Il manque de diversité selon vous ?
C’est au-delà de ça, oui ça c’est le fait, ça manque de diversité. Manquant de diversité, ça manque pour moi d’altérité, d’autres, avec l’intérêt que suscite l’autre. Mais ça peut être très simple, ça peut être un physique, un corps, un regard. Parfois, il y a une espèce de reproduction de l’identique qui me fatigue, qui m’étouffe, qui ne me stimule plus.
Au début du film, Dheepan est un vendeur à la sauvette. Ces personnes, on les croise dans la rue, mais on ne fait pas vraiment attention à eux. Vous, vous posez votre caméra sur eux.
Je vais faire très attention à eux et je les constitue en héros, c’est exagéré aussi. On ne les calcule pas du tout. Cette posture d’avoir sa petite mallette avec des choses ridicules, c’est très dégradant. C’est terrible, c’est ridicule. Moi ça m’intéresse tout de suite, en plus je les trouve très beaux, plus beaux que la moyenne.

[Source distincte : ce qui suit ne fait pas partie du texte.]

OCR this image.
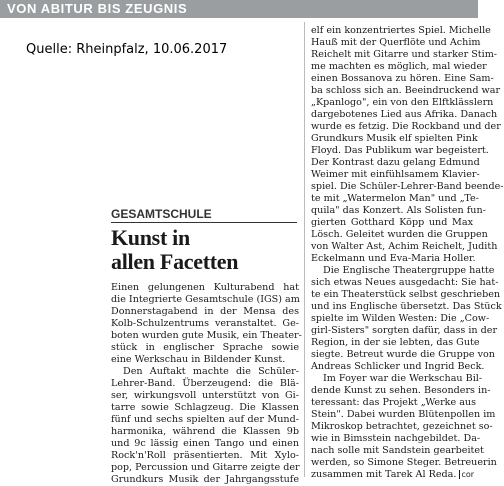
VON ABITUR BIS ZEUGNIS
Quelle: Rheinpfalz, 10.06.2017
GESAMTSCHULE
Kunst in
allen Facetten
Einen gelungenen Kulturabend hat
die Integrierte Gesamtschule (IGS) am
Donnerstagabend in der Mensa des
Kolb-Schulzentrums veranstaltet. Ge-
boten wurden gute Musik, ein Theater-
stück in englischer Sprache sowie
eine Werkschau in Bildender Kunst.
Den Auftakt machte die Schüler-
Lehrer-Band. Überzeugend: die Blä-
ser, wirkungsvoll unterstützt von Gi-
tarre sowie Schlagzeug. Die Klassen
fünf und sechs spielten auf der Mund-
harmonika, während die Klassen 9b
und 9c lässig einen Tango und einen
Rock'n'Roll präsentierten. Mit Xylo-
pop, Percussion und Gitarre zeigte der
Grundkurs Musik der Jahrgangsstufe
elf ein konzentriertes Spiel. Michelle
Hauß mit der Querflöte und Achim
Reichelt mit Gitarre und starker Stim-
me machten es möglich, mal wieder
einen Bossanova zu hören. Eine Sam-
ba schloss sich an. Beeindruckend war
„Kpanlogo", ein von den Elftklässlern
dargebotenes Lied aus Afrika. Danach
wurde es fetzig. Die Rockband und der
Grundkurs Musik elf spielten Pink
Floyd. Das Publikum war begeistert.
Der Kontrast dazu gelang Edmund
Weimer mit einfühlsamem Klavier-
spiel. Die Schüler-Lehrer-Band beende-
te mit „Watermelon Man" und „Te-
quila" das Konzert. Als Solisten fun-
gierten Gotthard Köpp und Max
Lösch. Geleitet wurden die Gruppen
von Walter Ast, Achim Reichelt, Judith
Eckelmann und Eva-Maria Holler.
Die Englische Theatergruppe hatte
sich etwas Neues ausgedacht: Sie hat-
te ein Theaterstück selbst geschrieben
und ins Englische übersetzt. Das Stück
spielte im Wilden Westen: Die „Cow-
girl-Sisters" sorgten dafür, dass in der
Region, in der sie lebten, das Gute
siegte. Betreut wurde die Gruppe von
Andreas Schlicker und Ingrid Beck.
Im Foyer war die Werkschau Bil-
dende Kunst zu sehen. Besonders in-
teressant: das Projekt „Werke aus
Stein". Dabei wurden Blütenpollen im
Mikroskop betrachtet, gezeichnet so-
wie in Bimsstein nachgebildet. Da-
nach solle mit Sandstein gearbeitet
werden, so Simone Steger. Betreuerin
zusammen mit Tarek Al Reda. cor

Vous montrez dans vos films ce que l’on voit rarement dans le cinéma français ?
Non parce qu’admettre ça serait se mettre dans une position très immodeste. Pour dire les choses simplement, c’est mon problème et c’est vrai que je m’éloignerai de plus en plus de ça. C’est de plus en plus difficile pour moi de faire un casting.
Vous dites que vous êtes à l’étroit dans le casting français.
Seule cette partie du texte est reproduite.